We found that intensive computer-based cognitive training is feasible in at least a subgroup of people with MCI. Seventy-seven percent of subjects completed the training, even though it involved a substantial time commitment of 90-100 minutes/day, 5 days/week for 6 weeks. Although most subjects in our study were highly educated, some had not previously used a computer.
For our primary outcome of global cognitive function as measured by the RBANS total score, we observed an effect size of 0.33 SD, which is similar in magnitude to cholinesterase inhibitors (ChEIs) for treatment of Alzheimer's disease (35
). Although this effect was not statistically significant, its size suggests that a larger trial may be warranted. A sample size of 145 subjects per group would be required to detect this effect size with two-sided alpha = 0.05 and 80% power.
For our secondary outcomes, although most differences between the intervention and control groups were not statistically significant, we observed a pattern in which effect sizes for measures of verbal learning and memory consistently favored the intervention, which we had hypothesized a priori. This is consistent with an RCT of a related Posit Science program that was studied in healthy elders, in which significant improvement was observed in auditory memory, especially in subjects who started out with scores below the mean (36
). In contrast, effect sizes for measures of language and visuospatial function tended to favor the control condition, which involved listening to books, reading and playing the visuospatially-oriented computer game Myst. This pattern is consistent with the hypothesis that these training programs may have domain-specific effects. Larger studies are needed to determine whether these observations are real or due to random variation.
Interestingly, the largest effect size was observed on the Spatial Span test, which requires subjects to remember the location of different items on a spatial grid. Although we did not hypothesize a priori that this test would be particularly sensitive to our intervention, in retrospect, the Spatial Span test is similar to the fourth exercise in our intervention, in which subjects must remember the location of sounds on a spatial grid in order to match them. However, additional studies are needed to determine whether this finding reflects a true effect or whether it was due to chance.
Most prior RCTs of cognitive training interventions in older adults with MCI have been relatively small (≤100 subjects), and results have been mixed. Several studies have found that memory training improves subjective but not objective memory measures. In a study of 54 elders with amnestic MCI, Troyer et al. (37
) found that those who received training in practical, everyday memory techniques increased knowledge and use of memory strategies but not memory test performance compared to a waitlist control group.
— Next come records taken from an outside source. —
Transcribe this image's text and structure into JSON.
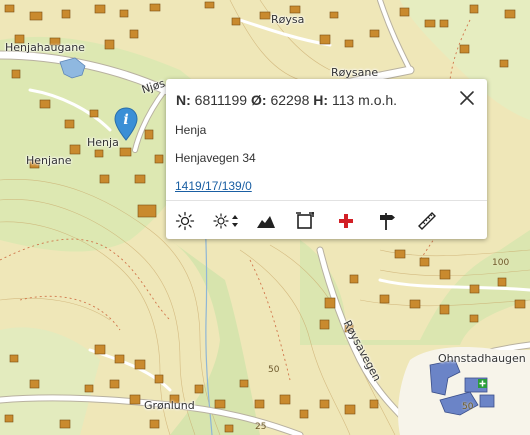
{
  "map": {
    "place_labels": {
      "henjahaugane": "Henjahaugane",
      "roysa": "Røysa",
      "roysane": "Røysane",
      "henja": "Henja",
      "henjane": "Henjane",
      "njos": "Njøs",
      "roysavegen": "Røysavegen",
      "ohnstadhaugen": "Ohnstadhaugen",
      "gronlund": "Grønlund"
    },
    "contour_labels": [
      "100",
      "50",
      "50",
      "25"
    ],
    "colors": {
      "terrain": "#efe7b8",
      "forest": "#d9e6b0",
      "building": "#c9892e",
      "road": "#ffffff",
      "water": "#a9c6e0"
    }
  },
  "popup": {
    "coord_n_label": "N:",
    "coord_n_value": "6811199",
    "coord_o_label": "Ø:",
    "coord_o_value": "62298",
    "coord_h_label": "H:",
    "coord_h_value": "113 m.o.h.",
    "place_name": "Henja",
    "address": "Henjavegen 34",
    "property_link": "1419/17/139/0",
    "tools": [
      "sun-icon",
      "sun-adjust-icon",
      "elevation-profile-icon",
      "frame-icon",
      "emergency-cross-icon",
      "signpost-icon",
      "ruler-icon"
    ]
  }
}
Similarly, Rapp et al. (22
) found that memory training improved perceptions of memory capabilities but not objective measures of memory performance compared with a no-training control group. It remains unclear whether these negative findings are real or due to low statistical power.
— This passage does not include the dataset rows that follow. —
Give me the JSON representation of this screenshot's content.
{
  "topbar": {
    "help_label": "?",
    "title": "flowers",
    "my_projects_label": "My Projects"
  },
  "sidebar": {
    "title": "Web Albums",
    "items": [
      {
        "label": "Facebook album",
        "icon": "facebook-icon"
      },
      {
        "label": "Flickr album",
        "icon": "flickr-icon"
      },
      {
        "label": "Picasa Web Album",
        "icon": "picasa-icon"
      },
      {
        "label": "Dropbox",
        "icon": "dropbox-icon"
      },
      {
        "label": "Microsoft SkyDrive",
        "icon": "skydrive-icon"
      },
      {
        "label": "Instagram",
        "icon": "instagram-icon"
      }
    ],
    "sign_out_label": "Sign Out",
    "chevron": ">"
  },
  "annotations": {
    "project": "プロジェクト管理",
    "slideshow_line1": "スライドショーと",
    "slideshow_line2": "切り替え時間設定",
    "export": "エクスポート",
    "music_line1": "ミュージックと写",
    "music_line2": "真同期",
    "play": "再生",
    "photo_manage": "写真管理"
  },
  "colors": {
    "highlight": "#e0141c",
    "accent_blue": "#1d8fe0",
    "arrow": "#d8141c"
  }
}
Several other studies have reported that various cognitive training programs are associated with significant improvements in cognitive outcomes, but they have suffered from various methodological limitations that make interpretation of results more difficult. One study did not include a control group (23
), another study included a control group but did not randomize study participants (21
), and several studies did not report between-group comparisons (24
). For example, in a study of 59 elders with MCI, Rozzini et al. (25
) found that the participants who received neuropsychological training plus ChEIs experienced significant improvements in measures of memory, abstract reasoning, mood and behavioral symptoms whereas those who received ChEIs alone improved only in depressive symptoms and those who received no treatment experienced no changes, but differences between the groups were not reported. Another study that included 84 elders with MCI or mild to moderate AD found that those who received a cognitive-motor plus psychosocial support intervention experienced stabilization of cognitive status over the first 6 months of the study compared to significant decline in the group that received psychosocial support alone, but between group differences for cognitive measures appear to have been non-significant.(24
) Taken together, our results combined with the results from these other studies indicate that a larger trial with adequate statistical power is warranted.
Strengths of our study include evaluation of a novel, cognitive training intervention to enhance cognitive function in subjects with MCI, who are a vulnerable group with a high risk of developing dementia. Limitations include the small sample size, which restricts our ability to determine whether our findings are due to chance or lack of power. In particular, we examined 12 secondary outcomes measures and, using the p<0.05 criterion for statistical significance, one would expect one in 20 `statistically significant' findings to be false positives.
In addition, it is likely that our study population included primarily highly motivated subjects, and it is unclear whether our results would generalize to less motivated subjects. It is possible that our subjects were more compliant than other subjects, which could magnify the effects of our intervention. On the other hand, our subjects may have been engaging in higher levels of concurrent cognitively and physically stimulating lifestyle activities, which could have `washed out' the effects of our intervention. Future studies should determine the role that co-interventions may play on the results of cognitive training trials.
Finally, the active control utilized for our study may have been too active. We had hypothesized that the activities performed by the control group would be the equivalent of an inert placebo; however, our trial suggests that these activities also may have resulted in domain-specific cognitive improvements. Future studies should either include a no-contact control group (in a three-arm design) or confirm that any active control activities are, in fact, inert before commencing a trial.
In summary, we found that intensive computer-based mental activity training is feasible in elders with MCI and that larger trials are warranted.